Dr. Mohsen Elshahaly is a Lecturer of Rheumatology, Physical medicine and Rehabilitation, Faculty of medicine-Suez Canal University since 2014 till now. He was born on the 3rd of March 1981 in Giza – Egypt. He graduated in 2004 from school of medicine – Suez Canal University. He got a master’s degree in Rheumatology, physical medicine and rehabilitation awarded by Suez Canal University. Also, he got a joint master’s degree in health professions eduction awarded by Maastricht University and Suez Canal University in 2011. He passed the specialty exam in rheumatology of the royal college of physicians and the British Society of Rheumatology in 2013. Dr. Elshahaly awarded M.D. degree in Rheumatology, Physical medicine and Rehabilitation from Suez Canal University and Newcastle University in 2014. He has also been awarded a musculoskeletal doctor of medicine degree by Newcastle University – UK in 2017 and passed the first two parts of the membership of royal college of physicians – UK. Dr. Elshahaly worked as a house officer in Suez Canal university hospitals from 1/3/2005 till 28/2/2006. He was assigned the job of demonstrator of Rheumatology, Physical medicine and rehabilitation, Suez Canal University from 23/6/2009 till 2/12/2009. He was promoted to assistant lecturer in 2/12/2009. He worked as a clinical research fellow in the musculoskeletal research group, Institute of cellular medicine, Newcastle University and The James cook university hospital, United Kingdom.
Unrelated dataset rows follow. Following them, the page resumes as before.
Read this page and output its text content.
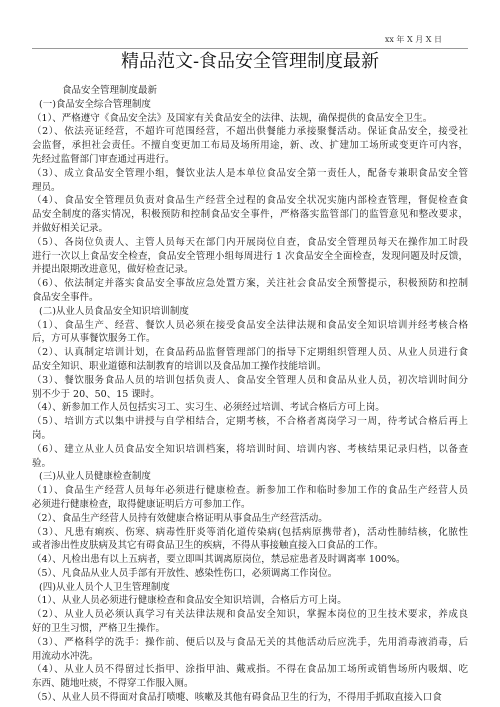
xx 年 X 月 X 日
精品范文-食品安全管理制度最新
食品安全管理制度最新
(一)食品安全综合管理制度
（1）、严格遵守《食品安全法》及国家有关食品安全的法律、法规，确保提供的食品安全卫生。
（2）、依法亮证经营，不超许可范围经营，不超出供餐能力承接聚餐活动。保证食品安全，接受社
会监督，承担社会责任。不擅自变更加工布局及场所用途，新、改、扩建加工场所或变更许可内容，
先经过监督部门审查通过再进行。
（3）、成立食品安全管理小组，餐饮业法人是本单位食品安全第一责任人，配备专兼职食品安全管
理员。
（4）、食品安全管理员负责对食品生产经营全过程的食品安全状况实施内部检查管理，督促检查食
品安全制度的落实情况，积极预防和控制食品安全事件，严格落实监管部门的监管意见和整改要求，
并做好相关记录。
（5）、各岗位负责人、主管人员每天在部门内开展岗位自查，食品安全管理员每天在操作加工时段
进行一次以上食品安全检查，食品安全管理小组每周进行 1 次食品安全全面检查，发现问题及时反馈，
并提出限期改进意见，做好检查记录。
（6）、依法制定并落实食品安全事故应急处置方案，关注社会食品安全预警提示，积极预防和控制
食品安全事件。
(二)从业人员食品安全知识培训制度
（1）、食品生产、经营、餐饮人员必须在接受食品安全法律法规和食品安全知识培训并经考核合格
后，方可从事餐饮服务工作。
（2）、认真制定培训计划，在食品药品监督管理部门的指导下定期组织管理人员、从业人员进行食
品安全知识、职业道德和法制教育的培训以及食品加工操作技能培训。
（3）、餐饮服务食品人员的培训包括负责人、食品安全管理人员和食品从业人员，初次培训时间分
别不少于 20、50、15 课时。
（4）、新参加工作人员包括实习工、实习生、必须经过培训、考试合格后方可上岗。
（5）、培训方式以集中讲授与自学相结合，定期考核，不合格者离岗学习一周，待考试合格后再上
岗。
（6）、建立从业人员食品安全知识培训档案，将培训时间、培训内容、考核结果记录归档，以备查
验。
(三)从业人员健康检查制度
（1）、食品生产经营人员每年必须进行健康检查。新参加工作和临时参加工作的食品生产经营人员
必须进行健康检查，取得健康证明后方可参加工作。
（2）、食品生产经营人员持有效健康合格证明从事食品生产经营活动。
（3）、凡患有痢疾、伤寒、病毒性肝炎等消化道传染病(包括病原携带者)，活动性肺结核，化脓性
或者渗出性皮肤病及其它有碍食品卫生的疾病，不得从事接触直接入口食品的工作。
（4）、凡检出患有以上五病者，要立即叫其调离原岗位，禁忌症患者及时调离率 100%。
（5）、凡食品从业人员手部有开放性、感染性伤口，必须调离工作岗位。
(四)从业人员个人卫生管理制度
（1）、从业人员必须进行健康检查和食品安全知识培训，合格后方可上岗。
（2）、从业人员必须认真学习有关法律法规和食品安全知识，掌握本岗位的卫生技术要求，养成良
好的卫生习惯，严格卫生操作。
（3）、严格科学的洗手：操作前、便后以及与食品无关的其他活动后应洗手，先用消毒液消毒，后
用流动水冲洗。
（4）、从业人员不得留过长指甲、涂指甲油、戴戒指。不得在食品加工场所或销售场所内吸烟、吃
东西、随地吐痰，不得穿工作服入厕。
（5）、从业人员不得面对食品打喷嚏、咳嗽及其他有碍食品卫生的行为，不得用手抓取直接入口食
Thomas Bardin is a professor of Rheumatology at Paris Diderot University, a full time physician in the Department of Rheumatology at the Hôpital Lariboisière, Paris, France, and a member of the INSERM OSCAR unit. Dr. Bardin received his medical degree from the University Paris V in 1980, and he was accredited in rheumatology in 1981. He has been head of his department, president of the Société Française de Rhumatologie, chief editor of Revue du rhumatisme and Joint Bone Spine, associate editor of the Annals of the Rheumatic Diseases and a member of the editorial boards of Arthritis & Rheumatism, Clinical Experimental Rheumatology and Amyloid International. He is an international member of the American College of Rheumatology. Dr. Bardin has published over 290 articles in international peer-reviewed journals, and has been the editor or co-editor of more than 30 books in the field of rheumatology, including Therapeutics in Rheumatology and the rheumatology section of a French-language textbook on internal medicine. He has a strong interest in gout and was the convenor of the 2016 EULAR recommendations on the management of gout.